The company said last month that its wages in Chattanooga have risen almost twice as fast as the rate of inflation since 2013, and that the average production worker this year earned more than $60,000 without bonuses or overtime and less than $2,000 would pay in premiums to cover more than 80 hours percent of healthcare costs.

The union sought a vote in Chattanooga in 2014 and faced no resistance from the company, whose global plants are largely unionized. But the effort failed due to pressure from Republican leaders, who suggested that a union would jeopardize the plant’s expansion.

With workers complaining about understaffing, high injury rates and last-minute overtime, the UAW tried again in 2019. But there were pleas from Tennessee’s governor and the plant’s original chief executive, who said he had returned to his former position to address workers’ concerns, to defuse support. The union narrowly lost.

This time the union appears determined to minimize the impact of such resistance.

The union wants to hire a volunteer manager for every line and shift at the plant – more than 125 in total, according to the union’s tally. This way, organizers say, volunteers can quickly respond to any rumors or company conversations that colleagues come across.

“If you don’t have someone to continue the conversation, we’ve seen some regression in some smaller areas,” said Isaac Meadows, a staff member involved in the organization.

He attributed the regression to the influence of outside groups and talk from workers’ friends and relatives that a union would deter employers from locating in Tennessee.

Gerald McCormick, a Republican who, as majority leader in the state House of Representatives, opposed the union in the 2014 vote, said Republicans might fear that the union would support left-wing causes in Tennessee if it gained a foothold there.

“You don’t want to do them any favors,” he said, referring to the state’s Republican leadership, which he said would again oppose the union campaign.

As in 2019, the employer’s reaction can be crucial. In the US, the Volkswagen brand seems to be holding its own and being a little ahead of the curve in the transition to electric vehicles.

More than 11 percent of Volkswagen’s U.S. sales last year came from electric vehicles — particularly the ID.4, a compact sport utility vehicle built in Chattanooga. That figure was higher than the overall 9.4 percent share for plug-in vehicles in the U.S. market, according to BloombergNEF, an energy research firm.

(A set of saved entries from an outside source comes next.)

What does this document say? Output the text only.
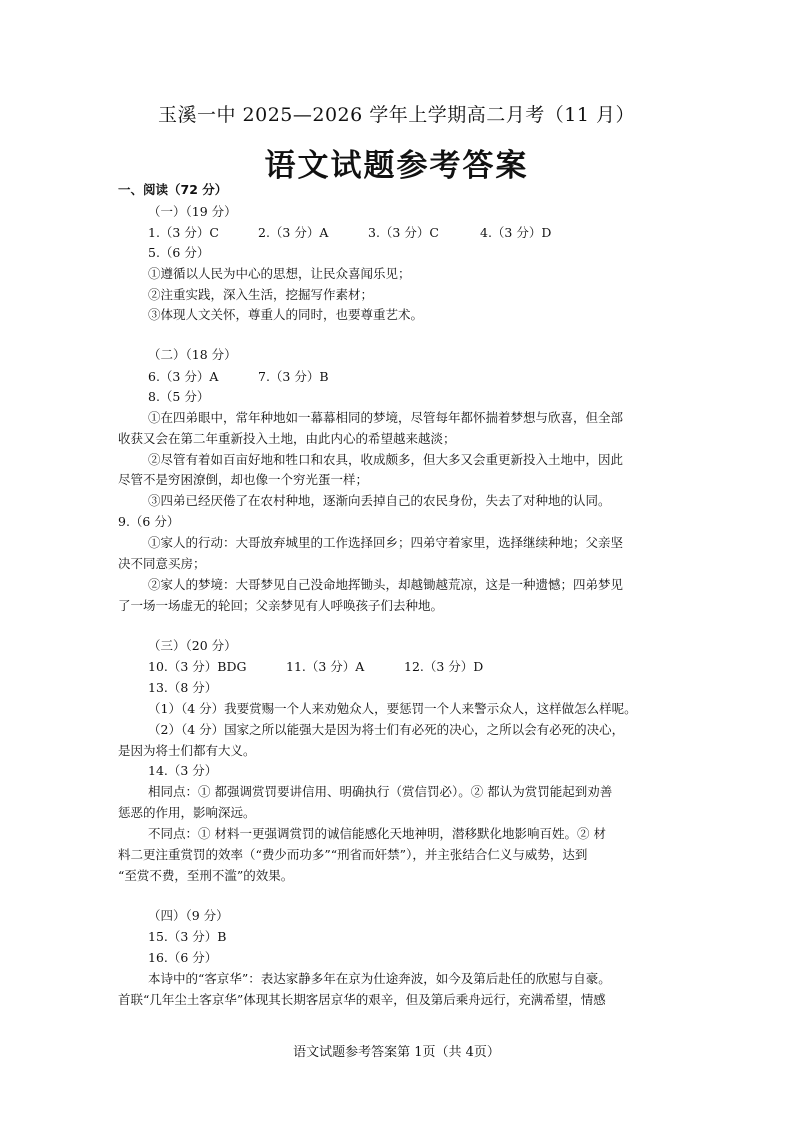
玉溪一中 2025—2026 学年上学期高二月考（11 月）
语文试题参考答案
一、阅读（72 分）
（一）（19 分）
1.（3 分）C	2.（3 分）A	3.（3 分）C	4.（3 分）D
5.（6 分）
①遵循以人民为中心的思想，让民众喜闻乐见；
②注重实践，深入生活，挖掘写作素材；
③体现人文关怀，尊重人的同时，也要尊重艺术。
（二）（18 分）
6.（3 分）A	7.（3 分）B
8.（5 分）
①在四弟眼中，常年种地如一幕幕相同的梦境，尽管每年都怀揣着梦想与欣喜，但全部
收获又会在第二年重新投入土地，由此内心的希望越来越淡；
②尽管有着如百亩好地和牲口和农具，收成颇多，但大多又会重更新投入土地中，因此
尽管不是穷困潦倒，却也像一个穷光蛋一样；
③四弟已经厌倦了在农村种地，逐渐向丢掉自己的农民身份，失去了对种地的认同。
9.（6 分）
①家人的行动：大哥放弃城里的工作选择回乡；四弟守着家里，选择继续种地；父亲坚
决不同意买房；
②家人的梦境：大哥梦见自己没命地挥锄头，却越锄越荒凉，这是一种遗憾；四弟梦见
了一场一场虚无的轮回；父亲梦见有人呼唤孩子们去种地。
（三）（20 分）
10.（3 分）BDG	11.（3 分）A	12.（3 分）D
13.（8 分）
（1）（4 分）我要赏赐一个人来劝勉众人，要惩罚一个人来警示众人，这样做怎么样呢。
（2）（4 分）国家之所以能强大是因为将士们有必死的决心，之所以会有必死的决心，
是因为将士们都有大义。
14.（3 分）
相同点：① 都强调赏罚要讲信用、明确执行（赏信罚必）。② 都认为赏罚能起到劝善
惩恶的作用，影响深远。
不同点：① 材料一更强调赏罚的诚信能感化天地神明，潜移默化地影响百姓。② 材
料二更注重赏罚的效率（“费少而功多”“刑省而奸禁”），并主张结合仁义与威势，达到
“至赏不费，至刑不滥”的效果。
（四）（9 分）
15.（3 分）B
16.（6 分）
本诗中的“客京华”：表达家静多年在京为仕途奔波，如今及第后赴任的欣慰与自豪。
首联“几年尘土客京华”体现其长期客居京华的艰辛，但及第后乘舟远行，充满希望，情感
语文试题参考答案第 1页（共 4页）
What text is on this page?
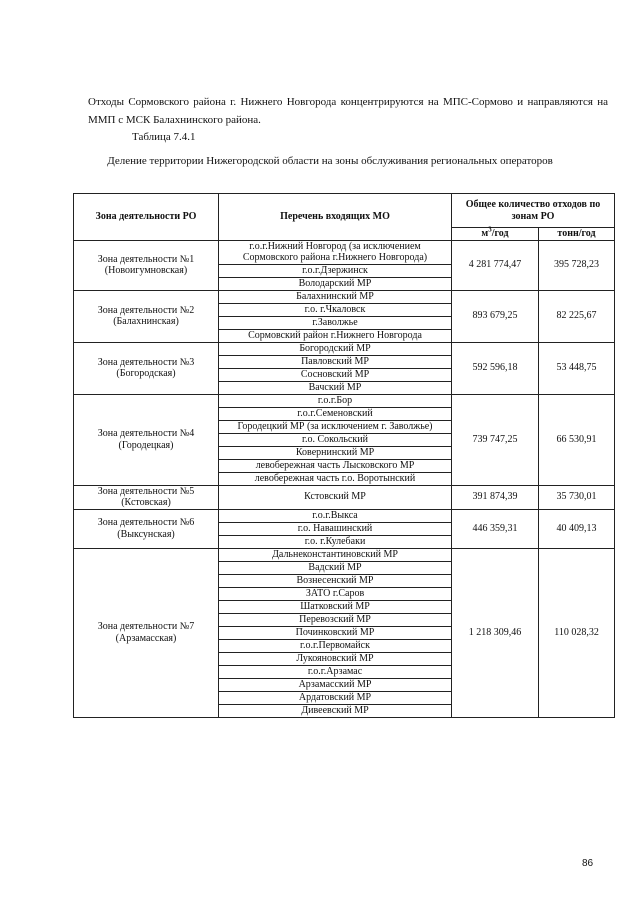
Отходы Сормовского района г. Нижнего Новгорода концентрируются на МПС-Сормово и направляются на ММП с МСК Балахнинского района.
Таблица 7.4.1
Деление территории Нижегородской области на зоны обслуживания региональных операторов
Зона деятельности РО	Перечень входящих МО	Общее количество отходов по зонам РО	
		$м^3$/год	тонн/год
Зона деятельности №1 (Новоигумновская)	г.о.г.Нижний Новгород (за исключением Сормовского района г.Нижнего Новгорода)	4 281 774,47	395 728,23
	г.о.г.Дзержинск		
	Володарский МР		
Зона деятельности №2 (Балахнинская)	Балахнинский МР	893 679,25	82 225,67
	г.о. г.Чкаловск		
	г.Заволжье		
	Сормовский район г.Нижнего Новгорода		
Зона деятельности №3 (Богородская)	Богородский МР	592 596,18	53 448,75
	Павловский МР		
	Сосновский МР		
	Вачский МР		
Зона деятельности №4 (Городецкая)	г.о.г.Бор	739 747,25	66 530,91
	г.о.г.Семеновский		
	Городецкий МР (за исключением г. Заволжье)		
	г.о. Сокольский		
	Ковернинский МР		
	левобережная часть Лысковского МР		
	левобережная часть г.о. Воротынский		
Зона деятельности №5 (Кстовская)	Кстовский МР	391 874,39	35 730,01
Зона деятельности №6 (Выксунская)	г.о.г.Выкса	446 359,31	40 409,13
	г.о. Навашинский		
	г.о. г.Кулебаки		
Зона деятельности №7 (Арзамасская)	Дальнеконстантиновский МР	1 218 309,46	110 028,32
	Вадский МР		
	Вознесенский МР		
	ЗАТО г.Саров		
	Шатковский МР		
	Перевозский МР		
	Починковский МР		
	г.о.г.Первомайск		
	Лукояновский МР		
	г.о.г.Арзамас		
	Арзамасский МР		
	Ардатовский МР		
	Дивеевский МР		
86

A Volkswagen employee said during a tour of the factory that ID.4s are expected to account for about a third of production this year and that the share could double within a decade.

In this case, the plant may be relatively well positioned to absorb higher labor costs. Corey Cantor, electric vehicle analyst at BloombergNEF, said continued battery innovation, along with efficiency gains from larger-scale battery production, could offset cost increases associated with unionization.

But a union presence could make ramping up electric vehicle production more difficult, said Mr. Fiorani of AutoForecast Solutions, if the union resists the decline in workers per car that could accompany the switch. But he noted that companies that make their own batteries might be able to redeploy those workers instead of laying them off.

Pablo Di Si, CEO of Volkswagen Group of America, said in a statement that the plant had already created new jobs in battery pack assembly and battery technology.

In a meeting with reporters last month, a Volkswagen representative said that the company would remain neutral during an election campaign but that “neutrality doesn’t mean being silent – it means being impartial to employees’ decisions.”

The official added that the company will correct misinformation about wages and working conditions at the plant that it accuses the union of spreading. (Companies that enter into neutrality agreements with unions typically do not intervene in this way.)

Mr. Meadows, the union advocate, said managers had expressed their skepticism in sometimes subtle ways, such as removing union flyers from lunch tables.

“Someone put out some business cards for a lawn service company, and we had some material on the same table,” Mr. Meadows recalled. “Our materials have disappeared, but the others have not.”

Volkswagen said table cleanliness would be regulated by “clear guidelines.”